Proof that linear operator has no square root

[winter85]

Homework Statement

Suppose T \in L(\textbf{C}^3) defined by T(z_{1}, z_{2}, z_{3}) = (z_{2}, z_{3}, 0). Prove that T has no square root. More precisely, prove that there does not exist S \in L(\textbf{C}^3) such that S^{2} = T.

Homework Equations

The Attempt at a Solution

I showed in a previous exercise that if T is a linear operator on a vector space V (in this case, V = \textbf{C}^3 and there exists a positive integer m and a vector v in V such that T^{m-1}v \neq 0 but T^{m}v = 0 then the vectors (v, Tv, ..., T^{m-1}v) are linearly independent.

First notice that for there is at least one vector v such that T^{2}v \neq 0 but that T^{3}v = 0 for all v in V. Therefore i can choose a basis for V of the form (v, Tv, T^{2}v) for some v in V.

Suppose S is a square root of T so that S^{2} = T. then by the previous reasoning, the vector list (v, S^{2}v, S^{4}v) form a basis of V.

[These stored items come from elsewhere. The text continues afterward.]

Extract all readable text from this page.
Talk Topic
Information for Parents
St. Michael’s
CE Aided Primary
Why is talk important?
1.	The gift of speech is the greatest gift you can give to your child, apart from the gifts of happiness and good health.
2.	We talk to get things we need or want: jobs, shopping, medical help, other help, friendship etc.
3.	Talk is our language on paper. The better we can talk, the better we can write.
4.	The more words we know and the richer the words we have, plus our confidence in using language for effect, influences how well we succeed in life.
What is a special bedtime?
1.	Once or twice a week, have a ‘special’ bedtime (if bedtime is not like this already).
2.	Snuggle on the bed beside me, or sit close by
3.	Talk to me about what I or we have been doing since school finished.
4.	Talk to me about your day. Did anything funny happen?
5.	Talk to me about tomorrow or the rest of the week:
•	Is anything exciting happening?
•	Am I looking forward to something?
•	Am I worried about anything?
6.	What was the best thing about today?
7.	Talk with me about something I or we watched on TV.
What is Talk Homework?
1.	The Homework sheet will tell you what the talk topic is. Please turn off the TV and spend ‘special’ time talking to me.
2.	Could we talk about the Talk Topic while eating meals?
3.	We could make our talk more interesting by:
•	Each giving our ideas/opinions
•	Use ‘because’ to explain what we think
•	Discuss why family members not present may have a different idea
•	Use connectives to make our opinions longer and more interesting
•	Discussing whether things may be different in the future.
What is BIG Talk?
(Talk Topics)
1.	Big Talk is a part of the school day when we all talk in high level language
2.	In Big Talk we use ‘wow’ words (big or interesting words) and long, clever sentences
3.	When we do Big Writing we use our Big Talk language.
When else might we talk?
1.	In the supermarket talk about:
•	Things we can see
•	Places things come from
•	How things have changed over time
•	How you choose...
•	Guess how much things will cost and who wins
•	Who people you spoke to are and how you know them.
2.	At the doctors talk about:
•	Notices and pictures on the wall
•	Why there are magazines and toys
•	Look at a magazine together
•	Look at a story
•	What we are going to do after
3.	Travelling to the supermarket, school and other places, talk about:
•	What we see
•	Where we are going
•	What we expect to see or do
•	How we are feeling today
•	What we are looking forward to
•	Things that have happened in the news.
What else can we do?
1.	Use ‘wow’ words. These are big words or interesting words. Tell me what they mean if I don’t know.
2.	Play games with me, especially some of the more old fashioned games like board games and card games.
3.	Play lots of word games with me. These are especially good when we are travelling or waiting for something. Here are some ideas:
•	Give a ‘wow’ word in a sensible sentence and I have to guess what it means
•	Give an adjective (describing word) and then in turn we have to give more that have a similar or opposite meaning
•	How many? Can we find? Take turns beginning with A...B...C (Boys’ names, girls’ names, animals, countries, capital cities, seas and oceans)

However we know that S^{6} = T^{3} = 0 so we're face with two possibilities:
either S^{5}v = 0 which would make (v, Sv, S^{2}v, S^{3}v, S^{4}v) linearly independent, but that impossible since we know that (v, S^{2}v, S^{4}v) spans V. A similar reasoning applies if we assume that S^{5}v \neq 0.

I'm looking for someone to verify my proof because I'm not very sure about it.

 

[morphism]

I would say "S^5 = 0" instead of "S^5 v = 0" (or at least "S^5 v = 0 for all v"). And I would also expand on what would happen if S^5 \neq 0. Other than that, this looks good.

 

[winter85]

Alright, thank you :)

 

[Hurkyl]

If you're interested in seeing other cute approaches -- what is the minimal polynomial of T look like? Using that, find a polynomial that S satisfies. What can the minimal polynomial of S be?

Another one... can you apply anything you know about nilpotent matrices?

 

[winter85]

The minimal polynomial of T is p(z) = z^{3}. The minimal polynomial of the square root of T would have a degree greater than 3 (i guess it's degree would either be 5 or 6 but cannot be less, is there a way to tell which it would be?). But that's impossible because the degree of the minimal polynomial of an operator on a vector space V is at most dim V, and in this case dim V = 3.

I know that nilpotent matrices have 0 as their only eigenvalue.. is this what you mean? I'm not sure how to use this to solve this problem.

 

[Hurkyl]

The minimal polynomial of the square root of T...

Baby steps. First find any polynomial satisfied by the square root of T. Then try to find the minimal one.

 

[winter85]

since T^{3} = 0, we have that S^{6} = 0. So p(z) = z^{6} is a polynomial that square root of T satisfies.
Therefore we can say that the minimal polynomial of S must divide p(z) = z^{6}. So it's either one of 1, z, z^{2}, z^{3}, z^{4}, z^{5}, or z^{6}.

Now i think it cannot be any of 1, z, z^{2}, z^{3}, z^{4} because S^{4} = T^{2} \neq 0. so the minimal polynomial is either z^{5} or z^{6}. is this correct?

 

[Hurkyl]

Now i think it cannot be any of 1, z, z^{2}, z^{3}, z^{4} because S^{4} = T^{2} \neq 0. so the minimal polynomial is either z^{5} or z^{6}. is this correct?

Exactly. And now, we can apply your argument that this is impossible, because the degree cannot exceed 3!

 

[winter85]

cool, thank you :)
could you tell me what you meant by applying something i know about nilpotent matrices? I know that 0 is the only eigenvalue of a nilpotent matrix. Is that helpful?

I'm learning this stuff on my own and I'm interested in finding different approaches for every problem.

 

[Hurkyl]

could you tell me what you meant by applying something i know about nilpotent matrices

I hadn't thought it through -- it just seemed like a good line of attack. If that had been my first idea, I think it would probably just have led me to the minimal polynomial version.

 

[winter85]

okay i see, thanks for your help anyway :)

 

[hello5271]

If you don't want to deal with minimal polynomials, you could also look at the problem this way: Assume there exists an S such that S^2=T. Since T^3=0,we know that S^6=0. Thus, S is nilpotent, which implies that S^(dim(C^3))=0 (this is a basic theorem in my textbook). The dimension of C^3 is 3, so S^3=0. But that means that S^4=S(S^3)=S(0)=0. Since S^4=0, we know T^2=0. But this is a contradiction because we can see that T^2(z1,z2,z3)=T(Z2,Z3,0)=(Z^3,0,0), which is not equal to 0.